I've stumbled upon this congruence very similar to Fermat's Little Theorem, but I can't seem to wrap my head around how to solve it. It goes like this:
i) Suppose $p$ is prime, $(a,p)=1$ and the congruence $x^2 \equiv a \pmod p$ has a solution $x$. Prove that $a^{(p-1)/2}\equiv 1 \pmod p$.
And the same question but with an additional condition:
ii) Suppose $p$ is prime, $p \equiv 3 \pmod 4$, $(a,p) = 1$ and the congruence $x^2 \equiv a \pmod p$ does not have a solution $x$. Prove that $a^{(p-1)/2}\equiv -1 \pmod p$.

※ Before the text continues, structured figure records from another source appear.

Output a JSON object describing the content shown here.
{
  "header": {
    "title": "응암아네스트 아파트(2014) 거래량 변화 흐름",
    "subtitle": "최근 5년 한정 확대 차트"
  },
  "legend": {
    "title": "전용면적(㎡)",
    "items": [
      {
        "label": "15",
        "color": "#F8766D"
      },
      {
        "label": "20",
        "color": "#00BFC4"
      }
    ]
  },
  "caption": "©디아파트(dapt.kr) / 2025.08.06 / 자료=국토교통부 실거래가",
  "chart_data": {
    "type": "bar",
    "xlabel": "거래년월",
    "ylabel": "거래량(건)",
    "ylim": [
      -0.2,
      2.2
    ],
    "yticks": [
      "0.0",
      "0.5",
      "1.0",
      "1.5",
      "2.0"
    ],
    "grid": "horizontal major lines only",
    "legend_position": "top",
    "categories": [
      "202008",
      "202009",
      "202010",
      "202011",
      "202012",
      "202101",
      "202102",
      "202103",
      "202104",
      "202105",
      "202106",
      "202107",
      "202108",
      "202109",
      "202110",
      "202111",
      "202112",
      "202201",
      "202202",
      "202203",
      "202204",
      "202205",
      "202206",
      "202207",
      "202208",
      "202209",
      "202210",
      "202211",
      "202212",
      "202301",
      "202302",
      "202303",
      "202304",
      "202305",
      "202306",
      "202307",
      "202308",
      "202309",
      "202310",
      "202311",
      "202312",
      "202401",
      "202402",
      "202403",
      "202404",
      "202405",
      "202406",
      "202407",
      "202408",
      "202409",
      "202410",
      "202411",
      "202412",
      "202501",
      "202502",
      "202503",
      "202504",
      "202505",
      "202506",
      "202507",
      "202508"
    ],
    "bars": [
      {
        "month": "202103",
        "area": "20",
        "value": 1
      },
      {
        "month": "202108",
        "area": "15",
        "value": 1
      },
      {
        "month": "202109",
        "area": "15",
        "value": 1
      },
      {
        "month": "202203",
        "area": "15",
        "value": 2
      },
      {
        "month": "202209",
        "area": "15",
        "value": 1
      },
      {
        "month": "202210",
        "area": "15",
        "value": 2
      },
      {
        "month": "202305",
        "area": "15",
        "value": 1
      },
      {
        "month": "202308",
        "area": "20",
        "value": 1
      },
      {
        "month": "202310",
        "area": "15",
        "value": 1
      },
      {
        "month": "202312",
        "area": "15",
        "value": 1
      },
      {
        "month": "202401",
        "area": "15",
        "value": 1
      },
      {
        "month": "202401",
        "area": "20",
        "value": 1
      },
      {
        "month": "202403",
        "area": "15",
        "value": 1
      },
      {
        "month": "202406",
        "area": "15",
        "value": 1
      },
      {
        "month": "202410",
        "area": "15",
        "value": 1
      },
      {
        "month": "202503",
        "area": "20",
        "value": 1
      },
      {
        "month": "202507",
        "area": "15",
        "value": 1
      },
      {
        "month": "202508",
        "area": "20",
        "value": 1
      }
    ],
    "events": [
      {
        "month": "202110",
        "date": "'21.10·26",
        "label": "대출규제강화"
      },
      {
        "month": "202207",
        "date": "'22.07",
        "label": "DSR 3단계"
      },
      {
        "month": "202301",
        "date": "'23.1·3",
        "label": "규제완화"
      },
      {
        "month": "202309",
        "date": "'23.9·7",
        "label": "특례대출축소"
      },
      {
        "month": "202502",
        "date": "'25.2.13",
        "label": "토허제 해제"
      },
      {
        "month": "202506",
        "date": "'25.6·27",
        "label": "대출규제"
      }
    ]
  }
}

For i: Since $x^2 \equiv a \pmod p$ has a solution, we know that $p \mid x^2 – a$, hence $kp=x^2-a$ for some integer $k$, or $a = x^2-kp$. Now this doesn't really help me much!
For ii: Similarly stumped.
Best Answer
Hints:
(i) If $x^2 \equiv a \pmod p$ then what is $a^{\frac{p-1}{2}}$ as a power of $x$? Do this and apply Fermat's little theorem.
(ii) Write $x=a^{\frac{p-1}{2}}$. Fermat's little theorem gives you $x^2 \equiv 1 \pmod p$. Now use the rest of the information you've been given.